Всё, что считал он для себя удавшимся, и добавки Протопопова – упаси вас бог опубликовать без этой необходимой вставочки, – было выброшено безжалостной редакторской рукой. Заметка были куцей, переписанная дремучим стандартным языком.
"Такова горькая писательская слава", – подумал Мокашов. – "Чувствуешь себя словно на панели". Однако это "открытие" не удручило, а скорее позабавило. И заметка в "Спутнике" показалась ему венцом и последней каплей его московских злоключений.
Поездка в Москву стала особенным водоразделом для Мокашова: до этого – спокойное течение, после – водоворот дел.
– Не понял ты, вижу, меры своей ответственности, – встретил его Вадим, – тотчас обязан был вернуться.
– Командировка на неделю, – возразил Мокашов.
– Я и говорю, – вздохнул Вадим, – не понял ты меры своей ответственности. По "Узору" начались испытания. Требуется сопровождение.
– У меня идея на этот счёт.
– Кончай свою самодеятельность, впрягайся, тяни.
По приезде он словно мысленно спорил с Пальцевым: "Никаких компромиссов". "Как же так? – улыбался Пальцев издалека. – Работа – серия компромиссов, а жизнь – сплошной компромисс". "Не разбрасываться, – возражал Мокашов, – делать главное". "Главное, – улыбался Пальцев в ответ с морщинками у рта, – главное – найти своё место под солнцем". "Под солнцем несчетное количество мест". "Ты рассуждаешь, как обитатель космоса, а не перенаселённой земли".
Теперь все, казалось, смотрели на него со стороны: и Пальцев, и доцент Теплицкий с брезгливым выражением лица и Инга. Он видел её как-то мимоходом, но она сделала вид, что не заметила. И пусть. Ему вдруг сделалось легко и ничего ему ни от кого не нужно. Ровным счётом – ничего.
Свободное время он проводил в читалке. Городская библиотека размещалась в старинном здании, одним боком выходящем в бывший сад, теперь сквер, и у него там было свое любимое место, за фикусом у окна. Там он сидел, временами поглядывая на сетку ветвей, сквозь которые проступала скамейка. Та самая, на которой сидел он, приехав в Красноград. Библиотека вышла объединением в начале века заводской и личной известного золотопромышленника.
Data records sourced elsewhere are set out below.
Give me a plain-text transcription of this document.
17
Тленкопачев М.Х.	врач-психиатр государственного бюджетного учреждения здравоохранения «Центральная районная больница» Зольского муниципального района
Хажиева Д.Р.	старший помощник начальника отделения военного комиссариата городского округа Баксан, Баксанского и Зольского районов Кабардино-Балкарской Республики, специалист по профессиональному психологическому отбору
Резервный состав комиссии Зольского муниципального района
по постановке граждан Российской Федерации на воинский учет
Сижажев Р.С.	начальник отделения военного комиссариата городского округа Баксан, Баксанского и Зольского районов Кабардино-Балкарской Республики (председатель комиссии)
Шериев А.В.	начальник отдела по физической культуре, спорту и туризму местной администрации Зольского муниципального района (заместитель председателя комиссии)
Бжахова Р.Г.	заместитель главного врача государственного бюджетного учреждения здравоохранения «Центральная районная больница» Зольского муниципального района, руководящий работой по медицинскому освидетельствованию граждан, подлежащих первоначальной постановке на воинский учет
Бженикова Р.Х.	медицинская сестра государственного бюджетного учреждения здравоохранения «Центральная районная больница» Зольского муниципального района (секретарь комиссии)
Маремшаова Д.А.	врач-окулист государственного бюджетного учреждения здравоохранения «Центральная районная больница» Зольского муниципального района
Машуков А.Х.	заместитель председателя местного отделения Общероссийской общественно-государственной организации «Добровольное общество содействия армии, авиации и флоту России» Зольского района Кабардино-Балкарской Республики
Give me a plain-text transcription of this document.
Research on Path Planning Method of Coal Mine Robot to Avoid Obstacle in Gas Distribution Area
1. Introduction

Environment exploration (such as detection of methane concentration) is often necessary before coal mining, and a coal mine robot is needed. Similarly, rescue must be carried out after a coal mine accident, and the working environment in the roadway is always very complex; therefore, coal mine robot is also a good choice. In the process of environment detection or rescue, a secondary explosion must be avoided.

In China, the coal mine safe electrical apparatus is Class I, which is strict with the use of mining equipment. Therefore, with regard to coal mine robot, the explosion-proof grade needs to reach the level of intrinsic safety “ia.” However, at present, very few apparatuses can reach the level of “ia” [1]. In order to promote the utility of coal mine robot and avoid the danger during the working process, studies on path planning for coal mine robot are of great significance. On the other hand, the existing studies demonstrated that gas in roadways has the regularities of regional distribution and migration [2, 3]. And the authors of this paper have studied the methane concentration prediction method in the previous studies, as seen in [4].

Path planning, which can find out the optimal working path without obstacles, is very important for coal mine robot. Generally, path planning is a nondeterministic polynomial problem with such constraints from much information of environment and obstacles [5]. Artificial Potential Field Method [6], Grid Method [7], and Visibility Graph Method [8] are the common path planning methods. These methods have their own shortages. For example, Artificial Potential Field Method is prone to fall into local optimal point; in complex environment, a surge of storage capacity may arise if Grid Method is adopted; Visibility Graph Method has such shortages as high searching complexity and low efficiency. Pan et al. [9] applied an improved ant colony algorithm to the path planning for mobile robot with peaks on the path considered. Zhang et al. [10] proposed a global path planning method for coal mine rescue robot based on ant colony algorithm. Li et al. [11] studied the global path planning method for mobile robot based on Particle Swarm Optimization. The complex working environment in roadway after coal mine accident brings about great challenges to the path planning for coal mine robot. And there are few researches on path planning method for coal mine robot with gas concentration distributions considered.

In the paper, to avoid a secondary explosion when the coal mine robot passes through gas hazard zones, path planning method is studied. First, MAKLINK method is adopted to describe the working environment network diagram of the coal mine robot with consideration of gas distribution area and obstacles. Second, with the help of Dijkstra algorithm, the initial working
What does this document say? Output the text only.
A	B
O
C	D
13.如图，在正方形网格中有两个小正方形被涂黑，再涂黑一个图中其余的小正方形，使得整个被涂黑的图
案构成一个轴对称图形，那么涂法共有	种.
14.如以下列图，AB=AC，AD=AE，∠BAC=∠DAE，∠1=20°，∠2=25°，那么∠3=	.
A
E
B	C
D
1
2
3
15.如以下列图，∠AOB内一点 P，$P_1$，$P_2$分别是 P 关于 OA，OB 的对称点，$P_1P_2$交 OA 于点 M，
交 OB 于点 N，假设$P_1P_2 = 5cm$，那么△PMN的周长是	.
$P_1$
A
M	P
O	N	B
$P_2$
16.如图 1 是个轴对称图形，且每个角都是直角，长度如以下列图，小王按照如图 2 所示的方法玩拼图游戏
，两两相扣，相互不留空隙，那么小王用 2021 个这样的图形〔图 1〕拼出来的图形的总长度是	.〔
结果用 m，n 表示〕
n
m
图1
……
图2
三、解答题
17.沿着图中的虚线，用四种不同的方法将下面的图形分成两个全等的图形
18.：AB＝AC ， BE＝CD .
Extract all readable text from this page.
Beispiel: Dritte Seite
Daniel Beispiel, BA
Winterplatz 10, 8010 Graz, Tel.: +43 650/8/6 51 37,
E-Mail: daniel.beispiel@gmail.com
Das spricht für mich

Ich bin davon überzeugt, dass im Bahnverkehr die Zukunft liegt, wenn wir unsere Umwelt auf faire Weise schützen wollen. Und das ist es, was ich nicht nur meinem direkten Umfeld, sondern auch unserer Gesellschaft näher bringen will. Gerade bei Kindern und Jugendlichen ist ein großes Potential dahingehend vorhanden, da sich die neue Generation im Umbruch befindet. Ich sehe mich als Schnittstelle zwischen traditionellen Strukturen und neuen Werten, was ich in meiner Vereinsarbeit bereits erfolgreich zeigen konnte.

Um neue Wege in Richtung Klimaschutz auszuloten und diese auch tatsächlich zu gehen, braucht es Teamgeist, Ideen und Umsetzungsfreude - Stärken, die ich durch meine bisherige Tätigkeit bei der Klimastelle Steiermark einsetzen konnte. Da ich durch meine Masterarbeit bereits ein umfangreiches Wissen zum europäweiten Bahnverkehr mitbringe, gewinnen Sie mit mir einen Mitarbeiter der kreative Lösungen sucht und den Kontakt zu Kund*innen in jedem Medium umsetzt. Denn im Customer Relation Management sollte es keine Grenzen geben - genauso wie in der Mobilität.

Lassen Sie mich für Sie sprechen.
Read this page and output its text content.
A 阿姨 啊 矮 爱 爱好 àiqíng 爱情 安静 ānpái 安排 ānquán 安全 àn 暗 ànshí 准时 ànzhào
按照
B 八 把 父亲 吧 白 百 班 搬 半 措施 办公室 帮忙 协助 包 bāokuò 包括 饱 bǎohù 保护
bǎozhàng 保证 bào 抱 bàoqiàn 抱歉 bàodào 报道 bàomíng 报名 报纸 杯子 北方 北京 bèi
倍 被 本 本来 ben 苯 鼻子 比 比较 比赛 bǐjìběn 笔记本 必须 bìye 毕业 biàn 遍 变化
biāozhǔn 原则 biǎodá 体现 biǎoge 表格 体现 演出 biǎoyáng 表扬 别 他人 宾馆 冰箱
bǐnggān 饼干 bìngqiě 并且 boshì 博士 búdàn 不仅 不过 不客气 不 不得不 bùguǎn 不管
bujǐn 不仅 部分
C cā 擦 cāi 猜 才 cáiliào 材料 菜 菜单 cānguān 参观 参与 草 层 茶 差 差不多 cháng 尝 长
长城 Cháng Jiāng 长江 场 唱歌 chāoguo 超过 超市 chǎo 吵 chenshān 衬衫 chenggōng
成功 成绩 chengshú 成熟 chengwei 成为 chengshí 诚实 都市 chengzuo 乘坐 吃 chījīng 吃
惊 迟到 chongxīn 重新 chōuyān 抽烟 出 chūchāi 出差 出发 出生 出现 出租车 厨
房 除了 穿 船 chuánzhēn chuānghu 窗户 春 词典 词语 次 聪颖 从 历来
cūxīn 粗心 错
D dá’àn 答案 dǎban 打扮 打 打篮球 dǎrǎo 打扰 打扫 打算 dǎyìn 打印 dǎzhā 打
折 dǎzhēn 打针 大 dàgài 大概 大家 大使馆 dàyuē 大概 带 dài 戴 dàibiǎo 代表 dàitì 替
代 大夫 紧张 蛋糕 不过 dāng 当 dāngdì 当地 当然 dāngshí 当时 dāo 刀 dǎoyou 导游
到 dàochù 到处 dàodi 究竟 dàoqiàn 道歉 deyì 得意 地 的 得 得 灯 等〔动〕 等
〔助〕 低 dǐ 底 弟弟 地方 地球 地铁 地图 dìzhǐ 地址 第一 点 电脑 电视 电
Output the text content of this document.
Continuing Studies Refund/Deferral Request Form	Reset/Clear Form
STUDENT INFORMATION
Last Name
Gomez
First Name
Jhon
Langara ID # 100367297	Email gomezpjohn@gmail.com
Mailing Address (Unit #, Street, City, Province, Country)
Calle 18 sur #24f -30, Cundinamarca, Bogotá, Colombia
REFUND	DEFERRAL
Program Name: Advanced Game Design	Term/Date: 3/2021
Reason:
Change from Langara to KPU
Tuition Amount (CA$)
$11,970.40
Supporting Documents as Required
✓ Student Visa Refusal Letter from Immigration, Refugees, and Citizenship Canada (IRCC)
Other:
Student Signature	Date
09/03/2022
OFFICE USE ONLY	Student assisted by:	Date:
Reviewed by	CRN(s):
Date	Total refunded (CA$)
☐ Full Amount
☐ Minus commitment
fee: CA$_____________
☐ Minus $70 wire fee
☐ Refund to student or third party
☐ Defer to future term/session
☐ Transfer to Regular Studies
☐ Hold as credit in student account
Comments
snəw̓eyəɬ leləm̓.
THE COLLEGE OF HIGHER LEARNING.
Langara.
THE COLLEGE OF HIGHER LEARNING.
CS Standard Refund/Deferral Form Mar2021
Собирательство книг и тогда было модным, но в виде крупных библиотек. С особой любовью были подобраны книги по механике, словно кто-то заранее подумал и позаботился о нём. Нашел он и уравнения Вольтерра. Они касались не только крысиных лет, но и вообще ритмов природы. Мор мышей наступает каждые четыре года, с таким же циклом устремляются к морю лемминги. Раз в девять лет – пик размножения филинов, зайцев, куниц. С подобным ритмом возрастают и падают урожаи пшеницы, болезни сердца, набеги саранчи… Словом, всеобщая цикличность. Он прикоснулся к таинственному универсуму. Вселенская логика открывалась ему, а на работе жизнь состояла из непрогнозируемых кусков.
Ознакомительная версия.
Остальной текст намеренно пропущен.